Pour la première catégorie, les réfractaires à l’idée de l’Etat théocratique seront rayés de la carte, à court ou à mayen terme, si n’est par la persuasion, ce sera par l’usure du temps ou par la terreur. Ils seront amenés un jour ou l’autre à annoncer, de gré ou de force, leur rédemption («tawba») et s’intégreront définitivement dans l’Etat et la société islamistes.
Mais ce que la Confrérie islamiste et ses sous-produits idéologiques ignoraient, c’est la difficulté qu’il y a à atteindre cet objectif, dans un pays qui possède une longue tradition de lutte pour demeurer ouvert sur le monde et aspirer à plus de modernité et de progrès.

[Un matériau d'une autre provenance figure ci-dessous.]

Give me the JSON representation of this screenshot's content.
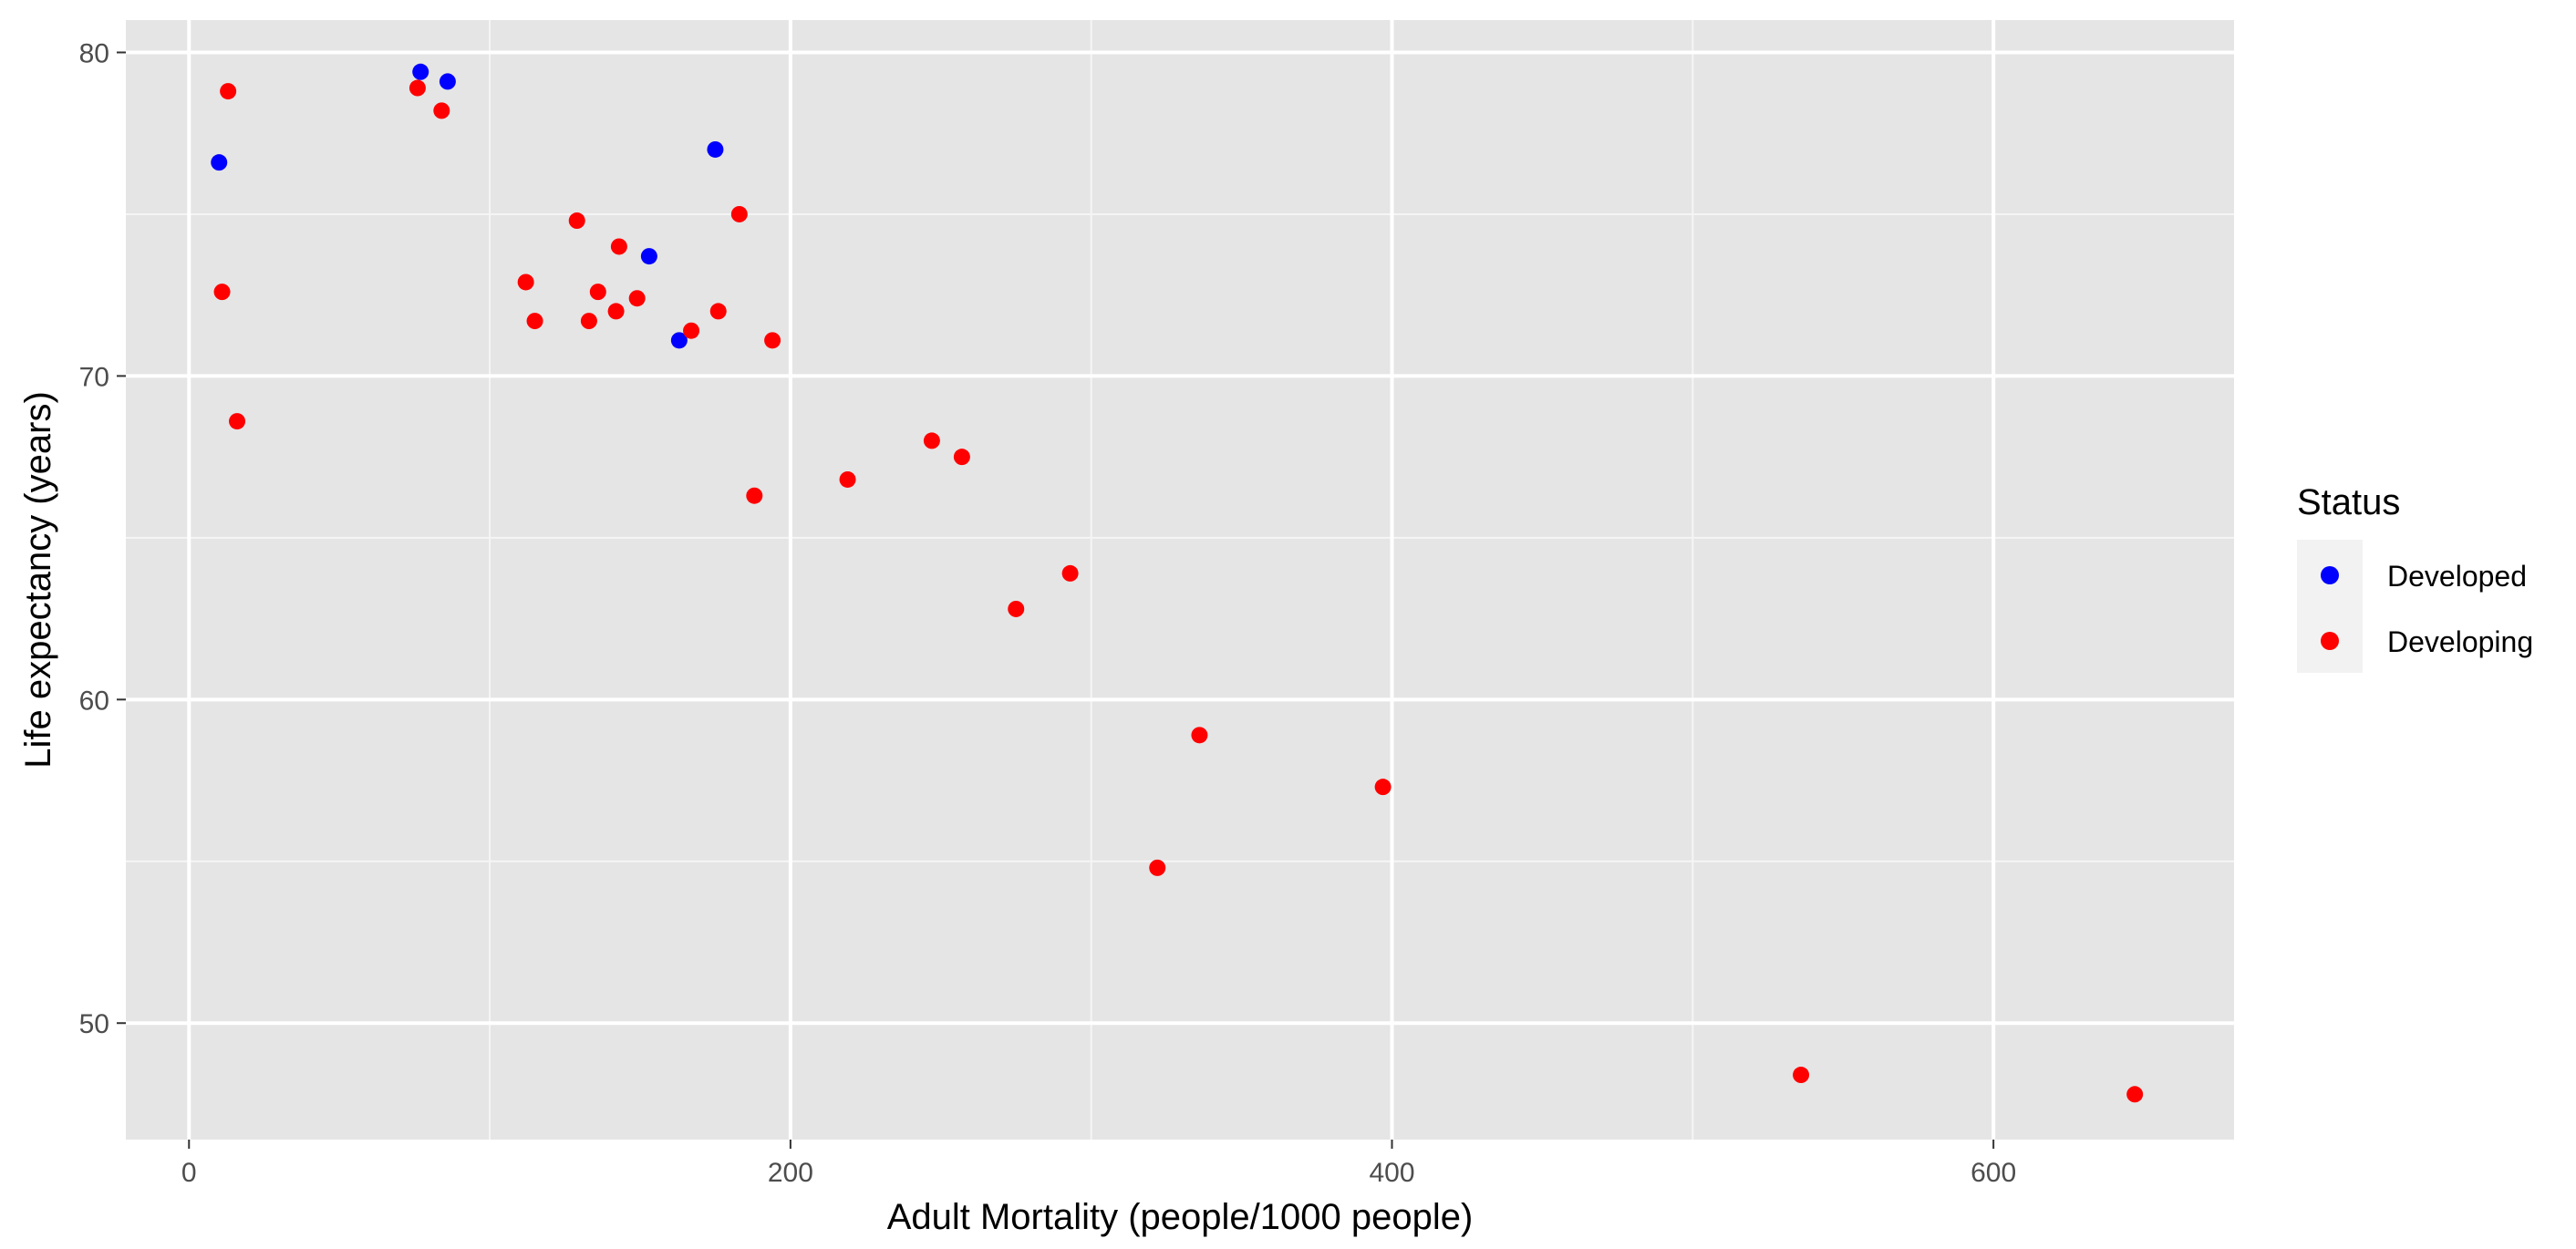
{
  "chart_data": {
    "type": "scatter",
    "xlabel": "Adult Mortality (people/1000 people)",
    "ylabel": "Life expectancy (years)",
    "xlim": [
      -21,
      680
    ],
    "ylim": [
      46.4,
      81
    ],
    "x_ticks": [
      0,
      200,
      400,
      600
    ],
    "x_tick_labels": [
      "0",
      "200",
      "400",
      "600"
    ],
    "y_ticks": [
      50,
      60,
      70,
      80
    ],
    "y_tick_labels": [
      "50",
      "60",
      "70",
      "80"
    ],
    "x_minor": [
      100,
      300,
      500
    ],
    "y_minor": [
      55,
      65,
      75
    ],
    "grid": true,
    "legend": {
      "title": "Status",
      "placement": "right",
      "entries": [
        "Developed",
        "Developing"
      ]
    },
    "series": [
      {
        "name": "Developed",
        "color": "#0000ff",
        "points": [
          {
            "x": 10,
            "y": 76.6
          },
          {
            "x": 77,
            "y": 79.4
          },
          {
            "x": 86,
            "y": 79.1
          },
          {
            "x": 153,
            "y": 73.7
          },
          {
            "x": 163,
            "y": 71.1
          },
          {
            "x": 175,
            "y": 77.0
          }
        ]
      },
      {
        "name": "Developing",
        "color": "#ff0000",
        "points": [
          {
            "x": 13,
            "y": 78.8
          },
          {
            "x": 11,
            "y": 72.6
          },
          {
            "x": 16,
            "y": 68.6
          },
          {
            "x": 76,
            "y": 78.9
          },
          {
            "x": 84,
            "y": 78.2
          },
          {
            "x": 112,
            "y": 72.9
          },
          {
            "x": 115,
            "y": 71.7
          },
          {
            "x": 129,
            "y": 74.8
          },
          {
            "x": 133,
            "y": 71.7
          },
          {
            "x": 136,
            "y": 72.6
          },
          {
            "x": 142,
            "y": 72.0
          },
          {
            "x": 143,
            "y": 74.0
          },
          {
            "x": 149,
            "y": 72.4
          },
          {
            "x": 167,
            "y": 71.4
          },
          {
            "x": 176,
            "y": 72.0
          },
          {
            "x": 183,
            "y": 75.0
          },
          {
            "x": 188,
            "y": 66.3
          },
          {
            "x": 194,
            "y": 71.1
          },
          {
            "x": 219,
            "y": 66.8
          },
          {
            "x": 247,
            "y": 68.0
          },
          {
            "x": 257,
            "y": 67.5
          },
          {
            "x": 275,
            "y": 62.8
          },
          {
            "x": 293,
            "y": 63.9
          },
          {
            "x": 322,
            "y": 54.8
          },
          {
            "x": 336,
            "y": 58.9
          },
          {
            "x": 397,
            "y": 57.3
          },
          {
            "x": 536,
            "y": 48.4
          },
          {
            "x": 647,
            "y": 47.8
          }
        ]
      }
    ]
  }
}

Comme nous le savons tous, même si les tenants de la théorie «de la fin de l’histoire» en 622 s’obstinent à le nier, la Tunisie a entamé, depuis environ 150 ans, une course pénible mais irrésistible vers la sécularisation, en dépit, ou paradoxalement, grâce à un enracinement profond dans un islam orthodoxe qui a fini, au fil des siècles, non seulement par plier et épouser harmonieusement les contours historiques et composites de notre récit national, mais à se superposer comme un élément additionnel aux strates religieuses, ethniques, anthropologiques et culturelles qui se sont accumulées au gré des invasions et des courants migratoires, pour se fondre dans ce creuset humain et civilisationnel trimillénaire. Aux multiples codes, usages et ingrédients déjà présents, sa loi de l’islam est venue s’incorporer, malgré les résistances, les schismes, les invasions et les retournements de l’histoire, dans une dynamique vivante de syncrétisme et de diversité, pour contribuer à son tour au raffermissement de la l’identité et de la singularité tunisiennes par rapport à notre environnement tant proche que lointain.

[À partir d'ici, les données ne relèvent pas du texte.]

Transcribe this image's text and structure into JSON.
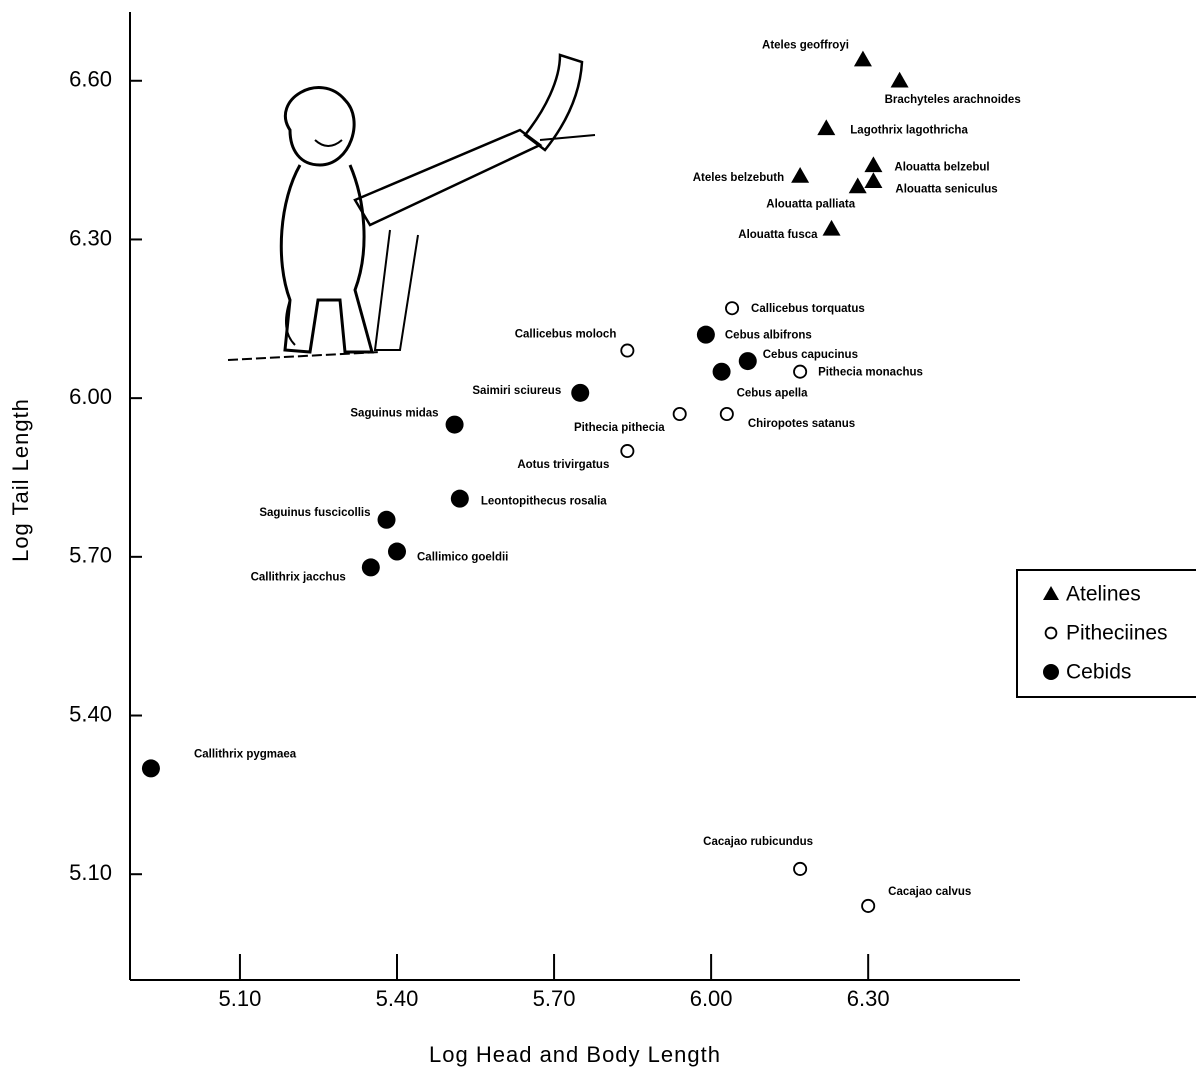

Les «enfants» de Rached Ghannouchi étaient lâchés.
La haine meurtrière de la réaction religieuse
Chokri Belaid a inscrit «dangereusement» son combat au cœur de cette problématique culturelle – ou comme il aurait aimé l’appeler super-structurelle – d’antagonisme entre «la clarté» médiévale du monde arabe et musulman et les forces obscures, dont se réclament justement l’islam politique et Ennahdha, qui furent à l’origine de la mort de la pensée et de la ruine de notre civilisation. C’est cet engagement spécifique, absent dans le discours des élites opposantes, qui lui valu la haine meurtrière de la réaction religieuse.
Au cours de l’une de ses magnifiques interventions médiatiques(1), il a résumé en quelques minutes certains épisodes phares qui projetèrent leur lumière sur notre histoire, bien avant la renaissance européenne, et qui donnèrent naissance à un courant de pensée humaniste universaliste représenté, dans le domaine théosophique, par des figures prestigieuses telles qu’Abû Al-Hasan Al-Shâdulî, sa disciple Al-Sayyîda Aycha Al-Manûbia, le Tunisien d’origine majorquine Anselmo Turmeda connu par son nom de conversion de Sidî Abdullâh Al-Torjumân – dont la sépulture est toujours visible au Souk Al-Sarragine –, et sur le plan des sciences historiques et de l’exégèse réformiste par Abd Al-Rahmân Ibn Khaldûn et Muhammad Bin ‘Arafa Al-Werghemmî pour ne citer que quelques noms.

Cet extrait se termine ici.